The images are labelled using the Amazon Mechanical Turk service which tasks human users for a small payment. The authors of the ImageNet paper say they give the labellers the image and a Wikipedia page corresponding to the label, and then ask the labellers to ensure it matches. To avoid the bias of one labeller, several labellers are assigned the same image and the majority vote on the image is taken. As such, individual label bias is also curtailed. We also will be using the box labeled dataset to help determine explainability (https://image-net.org/download-bboxes.php).

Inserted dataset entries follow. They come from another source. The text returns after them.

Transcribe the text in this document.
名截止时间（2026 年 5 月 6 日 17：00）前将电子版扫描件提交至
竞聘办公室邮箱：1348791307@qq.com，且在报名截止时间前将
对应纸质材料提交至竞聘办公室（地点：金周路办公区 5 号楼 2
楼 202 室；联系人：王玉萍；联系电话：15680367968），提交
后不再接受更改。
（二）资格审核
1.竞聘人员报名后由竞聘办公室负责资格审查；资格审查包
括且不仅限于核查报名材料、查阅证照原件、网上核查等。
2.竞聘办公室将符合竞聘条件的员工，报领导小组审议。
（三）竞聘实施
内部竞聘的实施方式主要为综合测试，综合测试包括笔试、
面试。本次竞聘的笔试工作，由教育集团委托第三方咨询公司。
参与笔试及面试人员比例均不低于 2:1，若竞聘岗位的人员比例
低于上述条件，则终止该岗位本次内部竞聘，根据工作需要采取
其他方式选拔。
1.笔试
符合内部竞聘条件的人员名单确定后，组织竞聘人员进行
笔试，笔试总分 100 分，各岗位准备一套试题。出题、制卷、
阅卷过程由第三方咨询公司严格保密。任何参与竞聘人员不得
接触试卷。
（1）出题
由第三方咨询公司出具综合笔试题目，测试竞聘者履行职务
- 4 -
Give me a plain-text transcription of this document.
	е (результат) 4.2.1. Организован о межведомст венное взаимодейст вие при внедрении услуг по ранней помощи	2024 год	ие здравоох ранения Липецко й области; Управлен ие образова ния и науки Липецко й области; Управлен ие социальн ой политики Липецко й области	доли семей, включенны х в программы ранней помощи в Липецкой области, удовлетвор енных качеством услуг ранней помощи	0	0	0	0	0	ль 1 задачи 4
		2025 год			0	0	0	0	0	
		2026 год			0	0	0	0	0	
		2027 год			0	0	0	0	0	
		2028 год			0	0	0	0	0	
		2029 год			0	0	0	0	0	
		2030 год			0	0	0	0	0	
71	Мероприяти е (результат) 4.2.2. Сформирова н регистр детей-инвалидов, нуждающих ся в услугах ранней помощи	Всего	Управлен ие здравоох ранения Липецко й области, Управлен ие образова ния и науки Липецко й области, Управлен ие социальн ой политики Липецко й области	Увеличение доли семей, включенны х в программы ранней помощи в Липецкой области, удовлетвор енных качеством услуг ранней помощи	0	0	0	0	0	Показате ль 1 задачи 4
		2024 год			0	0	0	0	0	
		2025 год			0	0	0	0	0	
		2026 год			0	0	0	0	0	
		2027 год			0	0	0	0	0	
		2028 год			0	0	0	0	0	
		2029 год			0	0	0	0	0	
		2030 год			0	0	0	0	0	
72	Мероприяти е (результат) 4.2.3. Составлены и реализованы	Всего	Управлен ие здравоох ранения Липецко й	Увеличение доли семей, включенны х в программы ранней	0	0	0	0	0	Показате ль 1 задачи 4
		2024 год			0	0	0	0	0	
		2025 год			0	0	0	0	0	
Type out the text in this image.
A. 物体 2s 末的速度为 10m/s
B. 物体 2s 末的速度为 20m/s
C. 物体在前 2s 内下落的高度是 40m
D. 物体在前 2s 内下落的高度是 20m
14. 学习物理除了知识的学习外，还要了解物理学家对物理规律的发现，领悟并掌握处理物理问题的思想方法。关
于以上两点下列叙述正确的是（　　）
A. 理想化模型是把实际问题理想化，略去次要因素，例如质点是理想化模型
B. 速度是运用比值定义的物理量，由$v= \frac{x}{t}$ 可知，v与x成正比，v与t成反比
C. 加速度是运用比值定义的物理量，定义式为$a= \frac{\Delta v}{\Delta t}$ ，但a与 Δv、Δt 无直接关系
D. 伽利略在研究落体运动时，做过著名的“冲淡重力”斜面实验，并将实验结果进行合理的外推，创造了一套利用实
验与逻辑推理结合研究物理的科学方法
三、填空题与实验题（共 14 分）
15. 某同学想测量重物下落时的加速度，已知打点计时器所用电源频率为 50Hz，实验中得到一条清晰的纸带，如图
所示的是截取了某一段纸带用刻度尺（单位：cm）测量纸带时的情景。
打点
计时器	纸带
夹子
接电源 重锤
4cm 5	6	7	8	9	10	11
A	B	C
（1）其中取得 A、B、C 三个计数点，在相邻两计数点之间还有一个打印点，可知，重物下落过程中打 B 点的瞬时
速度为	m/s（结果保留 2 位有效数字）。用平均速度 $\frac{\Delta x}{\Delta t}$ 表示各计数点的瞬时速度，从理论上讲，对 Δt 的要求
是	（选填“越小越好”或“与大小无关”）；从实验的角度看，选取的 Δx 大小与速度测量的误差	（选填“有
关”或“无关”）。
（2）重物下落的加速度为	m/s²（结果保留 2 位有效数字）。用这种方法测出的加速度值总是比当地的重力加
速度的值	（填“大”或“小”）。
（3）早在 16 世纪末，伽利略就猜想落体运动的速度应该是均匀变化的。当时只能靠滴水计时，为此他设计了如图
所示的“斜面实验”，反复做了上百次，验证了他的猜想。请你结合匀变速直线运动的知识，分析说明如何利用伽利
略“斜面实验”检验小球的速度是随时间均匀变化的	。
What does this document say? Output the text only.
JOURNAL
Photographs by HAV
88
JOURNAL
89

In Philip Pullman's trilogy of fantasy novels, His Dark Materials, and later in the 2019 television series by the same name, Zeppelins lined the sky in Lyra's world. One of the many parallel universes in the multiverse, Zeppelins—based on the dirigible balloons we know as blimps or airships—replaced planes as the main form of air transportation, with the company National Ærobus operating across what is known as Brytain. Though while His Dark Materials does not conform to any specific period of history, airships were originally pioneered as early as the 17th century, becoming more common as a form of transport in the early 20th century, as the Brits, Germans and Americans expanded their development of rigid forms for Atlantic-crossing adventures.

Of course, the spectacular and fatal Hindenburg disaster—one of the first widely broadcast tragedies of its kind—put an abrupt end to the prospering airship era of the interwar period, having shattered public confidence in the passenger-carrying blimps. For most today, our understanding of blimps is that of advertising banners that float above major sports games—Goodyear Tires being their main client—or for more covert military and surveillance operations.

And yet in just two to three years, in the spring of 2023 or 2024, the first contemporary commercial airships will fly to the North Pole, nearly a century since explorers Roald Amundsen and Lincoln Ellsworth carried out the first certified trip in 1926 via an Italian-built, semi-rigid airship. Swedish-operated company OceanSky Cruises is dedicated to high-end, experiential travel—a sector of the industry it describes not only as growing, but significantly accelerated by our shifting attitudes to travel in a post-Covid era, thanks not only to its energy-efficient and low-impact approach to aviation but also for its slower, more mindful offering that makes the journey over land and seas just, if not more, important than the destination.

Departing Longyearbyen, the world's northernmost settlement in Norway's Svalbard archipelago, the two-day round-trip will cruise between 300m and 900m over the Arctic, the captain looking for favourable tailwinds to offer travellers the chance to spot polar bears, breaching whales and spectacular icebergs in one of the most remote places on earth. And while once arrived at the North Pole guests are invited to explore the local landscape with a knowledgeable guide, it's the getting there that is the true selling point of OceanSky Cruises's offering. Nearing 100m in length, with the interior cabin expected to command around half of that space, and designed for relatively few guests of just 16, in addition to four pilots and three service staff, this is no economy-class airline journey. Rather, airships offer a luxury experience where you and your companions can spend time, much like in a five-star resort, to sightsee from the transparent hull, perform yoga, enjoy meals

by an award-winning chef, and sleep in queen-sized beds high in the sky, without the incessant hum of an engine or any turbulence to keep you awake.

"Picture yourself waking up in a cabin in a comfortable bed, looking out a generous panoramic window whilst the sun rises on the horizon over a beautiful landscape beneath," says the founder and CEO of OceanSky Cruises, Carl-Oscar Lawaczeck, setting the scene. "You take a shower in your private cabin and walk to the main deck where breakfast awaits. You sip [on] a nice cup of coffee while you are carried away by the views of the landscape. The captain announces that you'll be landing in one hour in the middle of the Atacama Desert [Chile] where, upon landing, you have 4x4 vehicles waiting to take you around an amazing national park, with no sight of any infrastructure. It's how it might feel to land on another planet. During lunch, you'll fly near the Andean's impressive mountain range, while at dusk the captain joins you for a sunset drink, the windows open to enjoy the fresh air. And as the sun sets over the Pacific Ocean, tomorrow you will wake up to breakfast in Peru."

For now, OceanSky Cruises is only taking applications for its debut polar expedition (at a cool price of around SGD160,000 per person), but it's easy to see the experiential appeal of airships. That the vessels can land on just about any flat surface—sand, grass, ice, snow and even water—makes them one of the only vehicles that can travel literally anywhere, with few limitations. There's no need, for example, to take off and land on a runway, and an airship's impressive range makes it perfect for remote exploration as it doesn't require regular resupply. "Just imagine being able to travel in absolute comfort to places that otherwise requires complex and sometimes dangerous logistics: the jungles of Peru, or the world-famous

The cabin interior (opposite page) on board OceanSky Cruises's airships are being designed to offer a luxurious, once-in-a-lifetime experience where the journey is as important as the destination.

In further efforts against bias, a 2020 paper (https://dl.acm.org/doi/abs/10.1145/3351095.3375709) describes what has been done to reduce bias in the people subtree by mitigating the limitations of WordNet, the lack of unbiased images for certain concepts, and the inequality of representation. Synsets with offensive vocab was filtered and labeled as “offensive” or “sensitive”. As for non-imageable concepts, such synsets were also labeled. To improve representation, the authors developed a system where one may request more balanced imagers (balancing for gender, race, age, etc) to help reduce any such bias and thus yielding a more representative image sample.

Division of Labor

Responsibilities:

--Training ResNet with each regularization condition [ Jay ].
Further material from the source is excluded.